I think there are probably a few details left ou.
Isn’t the purpose of owning a firearm: To give a citizen the means to resist.
A warrant is only valid if there is compelling evidence that the person in question has actually committed a crime, not a fishing expedition to gather evidence that they have committed a crime.
The use of these no-knock warrants is to terrorize the rest of us.
Is there a law against owning rifles in Texas now? If so, I didn’t realize, I thought Texas would be last to take up ANY type of weapon ban laws.
Is the guy a felon? Is being a felon justification for no knock warrant? What if someone called the cops and said this guy is a felon, and he has a rifle?
Yes—a few details were left out—like—where did this happen? TX is a pretty big state——also, what was their “legal” reason for taking the rifle? Does the guy have a record? Has he been deemed a danger to himself or others?
If they had probable cause to believe a crime was being committed by keeping the rifle, technically a warrant could be issued, but it is only one more symptom of the flouting of the 2nd Amendment. Per the 2nd Amendment, any weapon which can be used for defense (keeping security) ought to be able to be fielded by any person or people who are competent and capable. The “well regulated” part of that amendment doesn’t mean riddled with restrictions, it means in modern language “well drilled.”
Per the 2nd Amendment, any weapon which can be used for defense (keeping security) ought to be able to be fielded by any person or people who are competent and capable. [Well... and of course not proven to be a criminal]
Here is the petition filed with the court giving the basis of the filing:
From the following website who is participating in the filing:
Attorneys for The Rutherford Institute have filed a petition for appeal with the
Texas Court of Criminal Appeals in the case of Quinn v. State of Texas, which involves
a Texas resident, John Quinn, whose home was stormed by a SWAT team that failed to knock
and announce its entry in keeping with police protocol for non-violent situations.
Although the SWAT team had been granted a search warrant on the basis of leads provided by
informants that Quinns son may have been involved in drug activity, the warrant did not
authorize police to enter the residence without knocking and announcing their entry.
Nevertheless, based solely on the suspicion that there were firearms in the Quinn
household, the SWAT team forcibly broke into Quinns home after he had gone to bed
and proceeded to carry out a search of the premises. The raid resulted in police
finding less than one gram of cocaine, which Quinn was charged with possessing.

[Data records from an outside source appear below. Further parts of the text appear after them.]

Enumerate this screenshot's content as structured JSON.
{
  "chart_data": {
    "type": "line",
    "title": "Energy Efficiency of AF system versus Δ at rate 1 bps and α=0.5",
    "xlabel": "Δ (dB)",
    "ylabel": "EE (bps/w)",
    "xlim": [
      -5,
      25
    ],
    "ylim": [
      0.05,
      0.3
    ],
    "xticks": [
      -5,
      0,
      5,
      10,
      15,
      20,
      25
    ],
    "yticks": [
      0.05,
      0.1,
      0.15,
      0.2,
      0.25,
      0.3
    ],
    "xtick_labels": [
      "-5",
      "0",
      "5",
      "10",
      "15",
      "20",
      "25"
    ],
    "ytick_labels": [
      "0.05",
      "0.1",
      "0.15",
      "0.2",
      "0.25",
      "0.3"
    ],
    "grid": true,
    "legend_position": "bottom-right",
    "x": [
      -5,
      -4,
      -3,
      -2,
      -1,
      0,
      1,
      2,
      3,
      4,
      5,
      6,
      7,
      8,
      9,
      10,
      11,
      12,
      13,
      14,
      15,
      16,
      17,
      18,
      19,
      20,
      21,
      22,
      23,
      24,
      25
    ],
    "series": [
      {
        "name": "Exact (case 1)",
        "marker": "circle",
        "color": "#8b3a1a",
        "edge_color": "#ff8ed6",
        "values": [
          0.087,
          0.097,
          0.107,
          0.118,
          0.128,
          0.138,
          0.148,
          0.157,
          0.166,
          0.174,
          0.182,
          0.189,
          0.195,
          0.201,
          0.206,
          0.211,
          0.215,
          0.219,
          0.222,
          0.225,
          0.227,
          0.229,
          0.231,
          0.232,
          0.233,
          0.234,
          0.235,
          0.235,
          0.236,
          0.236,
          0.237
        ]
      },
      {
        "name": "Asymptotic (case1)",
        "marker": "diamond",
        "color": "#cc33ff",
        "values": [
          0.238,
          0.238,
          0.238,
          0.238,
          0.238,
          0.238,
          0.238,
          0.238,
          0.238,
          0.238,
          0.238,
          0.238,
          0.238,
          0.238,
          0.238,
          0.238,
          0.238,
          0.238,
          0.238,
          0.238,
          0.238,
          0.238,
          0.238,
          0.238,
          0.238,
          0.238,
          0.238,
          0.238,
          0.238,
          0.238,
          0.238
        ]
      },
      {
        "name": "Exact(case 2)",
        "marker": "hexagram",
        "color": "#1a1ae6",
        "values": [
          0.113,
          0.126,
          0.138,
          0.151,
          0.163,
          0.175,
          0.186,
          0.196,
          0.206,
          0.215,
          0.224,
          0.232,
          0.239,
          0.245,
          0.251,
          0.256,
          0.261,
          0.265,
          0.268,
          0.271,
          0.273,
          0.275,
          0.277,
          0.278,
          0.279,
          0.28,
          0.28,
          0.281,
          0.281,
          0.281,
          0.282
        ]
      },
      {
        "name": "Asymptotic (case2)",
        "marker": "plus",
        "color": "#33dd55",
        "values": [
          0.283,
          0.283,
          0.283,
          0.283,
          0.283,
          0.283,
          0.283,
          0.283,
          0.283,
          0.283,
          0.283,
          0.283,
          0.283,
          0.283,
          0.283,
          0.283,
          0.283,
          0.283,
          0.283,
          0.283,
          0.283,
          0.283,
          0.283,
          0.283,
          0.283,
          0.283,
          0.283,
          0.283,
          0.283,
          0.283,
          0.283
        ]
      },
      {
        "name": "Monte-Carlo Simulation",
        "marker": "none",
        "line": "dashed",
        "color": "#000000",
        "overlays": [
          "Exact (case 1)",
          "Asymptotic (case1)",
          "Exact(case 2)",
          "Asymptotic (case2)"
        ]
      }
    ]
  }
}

Lower courts rejected Quinns objection to the no-knock entry on the grounds that
because police had information that guns were present at the residence, they were
justified in making a forced and unannounced invasion into Quinns home.
Although established Fourth Amendment jurisprudence dictates that police officers
entering a dwelling must knock on the door and announce their identity and purpose
before attempting a forcible entry, police may disregard the knock and announce
rule under circumstances presenting a threat of physical violence or a danger that
evidence will be destroyed. In their petition to the Court of Criminal Appeals, Rutherford
Institute attorneys argue that in the absence of any evidence of actual danger
to police, the legal possession of a firearm, as guaranteed by the Second Amendment, is
not sufficient to justify allowing police to override the Fourth Amendments
protection against unannounced no-knock home invasions when executing warrants.
Affiliate attorney James A. Pikl of Scheef & Stone, LLP, in Frisco, Texas, is assisting
the Institute in defending the rights of Quinn.
From the article, the warrant was issued based upon informant info about the son’s drug activity. So the issue is really that the suspicion of an AK-47 in the home should or should not be sufficient grounds for a “no-knock” flavor to the warrant.
There are a few details beyond the excerpt, yes.